Les Aventures farfelues de dix chaussettes

Les Aventures farfelues de dix chaussettes perdues (quatre droites et six gauches)
Justyna Bednarek, Daniel de Latour (ill.)
Traduit (polonais) par Lydia Waleryszak
Helium, 2024

Chaussettes en liberté !

Par Anne-Marie Mercier

Où vont les chaussettes qui disparaissent, remplissant nos placards de chaussettes « veuves » ou « célibataires »? Ce grand mystère existentiel, question que tout le monde ou presque se pose, trouve une réponse dans ce livre : il y a un trou sous les machines par lequel les chaussettes, en quête d’aventures, de consolation, de célébrité ou de bien d’autres choses s’enfuient.
Après un prologue résumant cette vérité fondamentale, dix histoires illustrent la question : selon leurs couleurs et leurs motifs, selon qu’elles sont de fil, de laine ou de soie, chaussette droite ou chaussette gauche, neuve ou vieille, les chaussettes ont une personnalité et même un destin quand elles décident de se l’inventer. Certaines restent chaussettes mais couvrent des pieds plus intéressants, une autre devient nounou d’une famille de souris, une autre conseillère royale, ou détective privée, ou animatrice dans un service d’enfants malades, ou devient morceau de pull… une autre rentre à la maison pour retrouver sa jumelle.
C’est drôle, surprenant, plein d’invention, bien raconté et bien traduit et les illustrations sont cocasses à souhait, transformant toutes ces chaussettes en héroïnes d’histoires en tous genres. Les recueils de nouvelles sont rares en littérature de jeunesse. Celui-ci part d’une belle idée, très originale, et illustre  bien ce genre.

Le Livre Jaloux

Le Livre Jaloux
Ramadier et Bourgeau
L’école des loisirs, 2024

Le livre en thérapie

Par Anne-Marie Mercier

Après Le Livre qui a bobo et Le Livre coquin, voici un nouvel opus du duo Ramadier et Bourgeau, qui explore sentiments et émotions à travers un personnage récurrent et étonnant : le livre lui-même. Le lecteur se doit d’être actif et il lui faut aider le livre à surmonter sa difficulté. Pour commencer, on explore le sentiment à travers le symptômes puis le diagnostic. Ici, la jalousie se voit à travers la bouderie.

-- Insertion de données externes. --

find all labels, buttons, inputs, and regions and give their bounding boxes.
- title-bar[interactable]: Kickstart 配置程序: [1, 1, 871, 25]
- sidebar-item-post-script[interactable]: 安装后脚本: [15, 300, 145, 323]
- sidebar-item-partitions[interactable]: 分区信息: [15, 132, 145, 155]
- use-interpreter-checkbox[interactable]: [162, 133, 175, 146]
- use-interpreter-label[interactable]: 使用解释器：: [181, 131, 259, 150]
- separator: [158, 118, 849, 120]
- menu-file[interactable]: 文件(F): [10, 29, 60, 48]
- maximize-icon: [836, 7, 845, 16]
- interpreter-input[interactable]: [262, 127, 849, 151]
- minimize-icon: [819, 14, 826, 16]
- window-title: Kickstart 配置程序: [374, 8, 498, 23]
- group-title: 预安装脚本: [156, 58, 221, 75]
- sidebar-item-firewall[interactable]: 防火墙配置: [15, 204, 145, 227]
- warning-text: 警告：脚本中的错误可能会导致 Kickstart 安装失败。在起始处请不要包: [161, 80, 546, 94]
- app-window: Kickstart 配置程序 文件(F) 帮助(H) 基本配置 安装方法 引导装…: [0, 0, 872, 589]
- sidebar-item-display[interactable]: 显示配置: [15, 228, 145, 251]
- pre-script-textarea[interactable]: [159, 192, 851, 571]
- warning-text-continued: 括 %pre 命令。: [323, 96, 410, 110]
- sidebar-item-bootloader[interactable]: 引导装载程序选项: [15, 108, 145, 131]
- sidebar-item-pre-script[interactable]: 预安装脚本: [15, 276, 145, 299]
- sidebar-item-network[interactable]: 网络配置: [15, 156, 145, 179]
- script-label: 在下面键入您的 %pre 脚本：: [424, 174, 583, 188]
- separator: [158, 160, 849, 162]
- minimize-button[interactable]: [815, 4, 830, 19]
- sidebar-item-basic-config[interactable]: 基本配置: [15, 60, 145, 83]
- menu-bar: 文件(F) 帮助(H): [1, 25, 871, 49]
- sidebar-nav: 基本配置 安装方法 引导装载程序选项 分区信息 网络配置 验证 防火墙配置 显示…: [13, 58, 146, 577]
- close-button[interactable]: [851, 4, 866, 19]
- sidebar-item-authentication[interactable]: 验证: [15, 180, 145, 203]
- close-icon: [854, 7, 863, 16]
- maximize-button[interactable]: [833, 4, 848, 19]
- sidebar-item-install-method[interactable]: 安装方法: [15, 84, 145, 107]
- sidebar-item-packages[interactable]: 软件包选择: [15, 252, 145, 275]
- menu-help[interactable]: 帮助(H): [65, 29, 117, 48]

La petite souris interlocutrice devine l’origine de la contrariété : elle a un petit livre dans la main et celui-ci est, d’après le livre, « petit, mignon, tout le monde a envie de le câliner. » On devine qu’il s’agit ici de proposer un miroir à un enfant qui sans doute vient d’avoir un petit frère ou une petite sœur. Le lecteur, cet enfant, va devoir traiter ce livre tout en se soignant lui-même, bel emboitement de soins : il faut le rassurer, le faire rire, et lui donner envie d’aller à la rencontre de ce petit autrui.

 

 

Les Whisperwicks, t. 1 / le Labyrinthe sans fin

Les Whisperwicks, t. 1 / le Labyrinthe sans fin
Jordan Lees
Traduit (anglais) par Juliette Lê
Auzou, 2024

Errance magnifique dans le dédale des conte et des mythes

Par Anne-Marie Mercier

« Je suis très très vieux, dit le Minotaure. Et je n’ai jamais rencontré un lecteur qui ne soit pas spécial d’une manière ou d’aune autre. Lorsqu’on lit, on fusionne avec le monde. On peut visiter les mondes passés, les mondes d’aujourd’hui, et les mondes qui existeront peut-être plus tard. Nous ne sommes que poussière, des brefs moments d’æther. La lecture et la curiosité sont les plus étonnantes formes de magie. » (p. 450)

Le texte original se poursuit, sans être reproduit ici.